The day I dropped by my parents had gone out. This was not unusual; they’re always out. I find it quite frustrating. I guess about ten years ago it was me who was always out, and they who didn’t know what I was up to. Now I’m the one who’s meant to be working and they’ve got all the free time. As I say, I find it quite frustrating.
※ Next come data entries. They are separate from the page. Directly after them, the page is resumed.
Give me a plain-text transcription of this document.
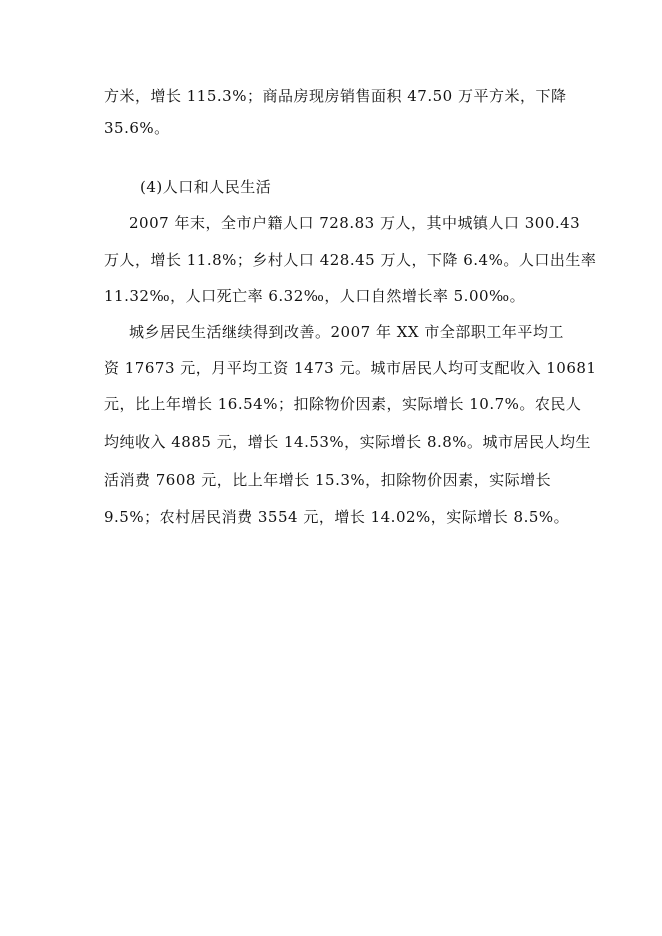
方米，增长 115.3%；商品房现房销售面积 47.50 万平方米，下降
35.6%。
(4)人口和人民生活
2007 年末，全市户籍人口 728.83 万人，其中城镇人口 300.43
万人，增长 11.8%；乡村人口 428.45 万人，下降 6.4%。人口出生率
11.32‰，人口死亡率 6.32‰，人口自然增长率 5.00‰。
城乡居民生活继续得到改善。2007 年 XX 市全部职工年平均工
资 17673 元，月平均工资 1473 元。城市居民人均可支配收入 10681
元，比上年增长 16.54%；扣除物价因素，实际增长 10.7%。农民人
均纯收入 4885 元，增长 14.53%，实际增长 8.8%。城市居民人均生
活消费 7608 元，比上年增长 15.3%，扣除物价因素，实际增长
9.5%；农村居民消费 3554 元，增长 14.02%，实际增长 8.5%。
Tiptoeing round like a burglar (I don’t know why I tiptoed, it wasn’t necessary), I headed for the place with the best view of the various bird contraptions strategically positioned around the garden, in a chair by the window of a room currently known as The Study. Originally The Playroom, this was a place where the Horne children once played with their LEGO, progressed to fighting over table football, then graduated to hours and hours of Kick Off 2 on the Amiga.5 When we all flew the nest, Duncton reclaimed the space for himself, filling the shelves with his stereotypical stethoscopes, spooky sample jars (empty) and piles (not a pun) of medical journals. These in particular were a source of grim fascination for me. They’d flop through the letterbox like any normal monthly publication only to surprise you with a graphic front cover featuring gaping wounds or mangled kidneys. One of my proudest moments as a child came when I was featured in an article in the British Medical Journal. I’d had my appendix removed, and during the operation the surgeon discovered a dog hair had pierced and infected the ineffectual organ. I had got appendicitis by swallowing dog hair, a medical curiosity that was deemed worthy of the great periodical.